Assim, temos que prestar atenção ao contexto da emissão do termo “comunidade”. Eu diria que uma boa associação é vinculá-lo ao termo vida e partilha. Se há vida e partilha, ali há uma comunidade.
Se eu fizer parte de um grupo ativo, sistemático e que tenha coisas em comum, a partir do uso da Internet, por exemplo, sou pertencente a uma comunidade, embora ali a noção de território é muito diferente da referência ou do limite geográfico (uma porção de terra demarcada).  Assim o termo acabou se ampliando e se fortalecendo também. Onde ele for somente um discurso vazio, de criação de uma imagem, então é um termo fraco.

3. Internamente dizemos que muitas de nossas comunidades são sociedades, porque tem como único critério “ser sócio”. Na visão do “professor César”, o que distingue uma “comunidade” de uma “sociedade”?
Faremos esta distinção de outra maneira. No nosso contexto, da Igreja, ser sócio tem um duplo sentido. Primeiro é uma relação voluntária mas juridicamente amparada, no sentido do “dar e receber”. Se pago o dízimo, por exemplo, me sinto
com direitos de pertencimento. O problema aqui não é o dízimo, que historicamente é a maneira de contribuição para que a comunidade religiosa, da qual faço parte, tenha o mínimo de suas necessidades providas. Portanto, neste sentido o dízimo é uma coisa boa e está articulado ao seu sentido histórico. Mas em algumas paróquias católicas ou de outras Igrejas, o dízimo deixou de ser uma expressão da boa vontade e do sentido de esforço do fiel para com sua comunidade e passou a ser uma relação mercantil: para pertencer tem que pagar. Ora, eu posso não ter dinheiro mas contribuir para a vida da comunidade de forma mais decisiva que o rico que, para se sentir bem com sua fortuna e tentar aliviar a culpa, contribui com uma boa soma. O problema não é a intenção do rico, que isso é com ele. Se o seu dinheiro for honesto, é bom para a comunidade. Mas quando isso inviabiliza a contribuição do pobre, provocando a sua exclusão, começamos a nos complicar. Tanto é que na maioria das paróquias, valoriza-se muito mais o ato de contribuir do que a quantia ali somada.
Portanto ser sócio ou pertencente a uma comunidade podem estar fundidos no mesmo espírito solidário ou podem estar hierarquizados e na maioria das vezes, torna-se uma distinção de poder. Aqui há um aspecto bem importante: se falamos em comunidade, que pode ser também uma sociedade, nós fazemos a regra ou a assumimos e ela não é, antes de tudo, uma imposição.

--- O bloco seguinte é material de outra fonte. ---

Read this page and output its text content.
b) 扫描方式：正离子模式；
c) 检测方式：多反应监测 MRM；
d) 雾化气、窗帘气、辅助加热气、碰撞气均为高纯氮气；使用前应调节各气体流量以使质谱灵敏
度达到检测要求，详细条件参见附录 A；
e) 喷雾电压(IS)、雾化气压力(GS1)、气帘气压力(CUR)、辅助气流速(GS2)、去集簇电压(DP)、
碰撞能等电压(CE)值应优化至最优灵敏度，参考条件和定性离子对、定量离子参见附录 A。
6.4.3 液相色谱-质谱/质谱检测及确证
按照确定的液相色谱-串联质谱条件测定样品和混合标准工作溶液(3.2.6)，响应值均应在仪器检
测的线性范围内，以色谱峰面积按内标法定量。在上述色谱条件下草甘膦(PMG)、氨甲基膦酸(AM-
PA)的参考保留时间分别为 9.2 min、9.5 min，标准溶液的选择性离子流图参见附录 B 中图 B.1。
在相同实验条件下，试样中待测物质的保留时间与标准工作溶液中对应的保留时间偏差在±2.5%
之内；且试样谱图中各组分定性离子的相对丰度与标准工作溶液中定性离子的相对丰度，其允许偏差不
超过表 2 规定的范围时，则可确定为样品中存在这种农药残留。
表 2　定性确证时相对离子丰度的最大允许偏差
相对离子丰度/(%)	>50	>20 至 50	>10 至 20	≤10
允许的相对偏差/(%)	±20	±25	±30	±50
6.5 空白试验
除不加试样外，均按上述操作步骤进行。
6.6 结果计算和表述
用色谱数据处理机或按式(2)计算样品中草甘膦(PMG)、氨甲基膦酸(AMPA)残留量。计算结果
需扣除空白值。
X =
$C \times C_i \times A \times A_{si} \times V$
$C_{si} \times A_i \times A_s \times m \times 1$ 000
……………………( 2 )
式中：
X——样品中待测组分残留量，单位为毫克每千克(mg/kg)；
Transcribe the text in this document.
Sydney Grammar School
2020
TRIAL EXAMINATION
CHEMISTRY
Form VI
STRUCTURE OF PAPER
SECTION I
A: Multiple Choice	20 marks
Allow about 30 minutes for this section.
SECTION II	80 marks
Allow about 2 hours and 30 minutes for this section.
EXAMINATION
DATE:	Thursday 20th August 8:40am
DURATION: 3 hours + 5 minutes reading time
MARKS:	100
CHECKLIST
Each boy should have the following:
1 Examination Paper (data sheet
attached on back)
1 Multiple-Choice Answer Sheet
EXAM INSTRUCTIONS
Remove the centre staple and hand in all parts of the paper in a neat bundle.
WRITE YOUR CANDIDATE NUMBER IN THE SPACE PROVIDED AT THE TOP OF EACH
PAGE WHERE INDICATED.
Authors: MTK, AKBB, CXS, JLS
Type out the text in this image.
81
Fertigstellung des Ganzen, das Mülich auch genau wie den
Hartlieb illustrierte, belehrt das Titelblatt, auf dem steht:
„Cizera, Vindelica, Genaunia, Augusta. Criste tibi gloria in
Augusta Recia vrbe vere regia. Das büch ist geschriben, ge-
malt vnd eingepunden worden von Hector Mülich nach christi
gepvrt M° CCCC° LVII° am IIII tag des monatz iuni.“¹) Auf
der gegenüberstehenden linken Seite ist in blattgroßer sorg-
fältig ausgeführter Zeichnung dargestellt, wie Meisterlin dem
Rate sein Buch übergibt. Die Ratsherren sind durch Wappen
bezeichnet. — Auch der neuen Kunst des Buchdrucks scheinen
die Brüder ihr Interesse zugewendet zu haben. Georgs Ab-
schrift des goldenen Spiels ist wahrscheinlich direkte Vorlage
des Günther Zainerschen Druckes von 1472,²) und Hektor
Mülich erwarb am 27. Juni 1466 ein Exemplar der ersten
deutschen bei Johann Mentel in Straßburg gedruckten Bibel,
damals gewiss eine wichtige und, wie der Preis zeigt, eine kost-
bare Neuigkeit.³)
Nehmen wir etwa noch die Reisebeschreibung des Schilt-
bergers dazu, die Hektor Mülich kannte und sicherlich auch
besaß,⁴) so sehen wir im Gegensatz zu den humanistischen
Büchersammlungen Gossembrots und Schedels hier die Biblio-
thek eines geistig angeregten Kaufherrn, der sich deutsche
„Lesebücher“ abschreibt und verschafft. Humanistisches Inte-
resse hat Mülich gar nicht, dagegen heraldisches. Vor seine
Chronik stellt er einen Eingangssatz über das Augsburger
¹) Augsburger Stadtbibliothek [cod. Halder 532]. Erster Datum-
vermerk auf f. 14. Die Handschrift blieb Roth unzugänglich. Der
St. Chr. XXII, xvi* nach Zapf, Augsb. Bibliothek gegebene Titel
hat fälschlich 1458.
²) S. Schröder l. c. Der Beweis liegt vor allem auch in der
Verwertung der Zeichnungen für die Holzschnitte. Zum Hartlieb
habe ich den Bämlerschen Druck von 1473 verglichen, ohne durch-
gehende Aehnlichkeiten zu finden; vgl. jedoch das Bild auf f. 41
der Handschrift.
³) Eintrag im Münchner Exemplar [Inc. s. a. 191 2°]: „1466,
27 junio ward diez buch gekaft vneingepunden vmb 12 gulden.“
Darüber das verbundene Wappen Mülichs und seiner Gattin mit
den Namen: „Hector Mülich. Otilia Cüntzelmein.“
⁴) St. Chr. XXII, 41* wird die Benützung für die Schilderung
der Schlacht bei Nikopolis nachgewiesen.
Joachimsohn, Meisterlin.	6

4. O que caracteriza uma comunidade eclesial?
Uma expressão que dá a esta comunidade uma particularidade, a faz singular. O termo eclesial, como compreendemos hoje, tem diversas camadas históricas quando dentro da vida da Igreja. Para alguém que não tem uma comunidade da qual vive e significa a sua fé, o termo se confunde com o espaço da Igreja institucional. Mais ou menos como se eu dissesse que se o assunto é eclesial é porque é de Igreja. Tremendo reducionismo. Se tomarmos a sua origem, vamos ao mundo grego e à ideia de assembleia, de partilha e construção de um consenso ou de uma posição.
Na tradição bíblica, com a devida licença de um não teólogo, o termo ganhou um significado moral e poético. O Livro do Eclesiastes, que compõe o Velho Testamento e que sempre voltamos a ele no período pascal, além de ser um livro poético, dos cânticos, é um livro no qual os poderosos, os reis, revisam suas condutas e suas obrigações para com seu povo, priorizando valores de horizontalidade, pertencimento e compromisso com ele. Longe de mim reconhecer uma sociedade moderna como uma sociedade monárquica, mas aprendemos dali, nas nossas comunidades católicas, quando lemos e fazemos a partilha do texto bíblico, que a vida se constitui de valores, de partilhas, de decisões nem sempre agradáveis para todos mas que, quando toca no sofrimento, este poderá ser amenizado se partilhado como fardo.
Assim, uma comunidade eclesial é uma comunidade que, antes de reconhecer uma autoridade hierárquica, reconhece em todos os seus membros uma autoridade moral, cujos encargos são distribuídos segundo as capacidades e as possibilidades de serviço e todos desfrutam de um horizonte no qual poesia, natureza e alegria dão conta do espírito que os orientam.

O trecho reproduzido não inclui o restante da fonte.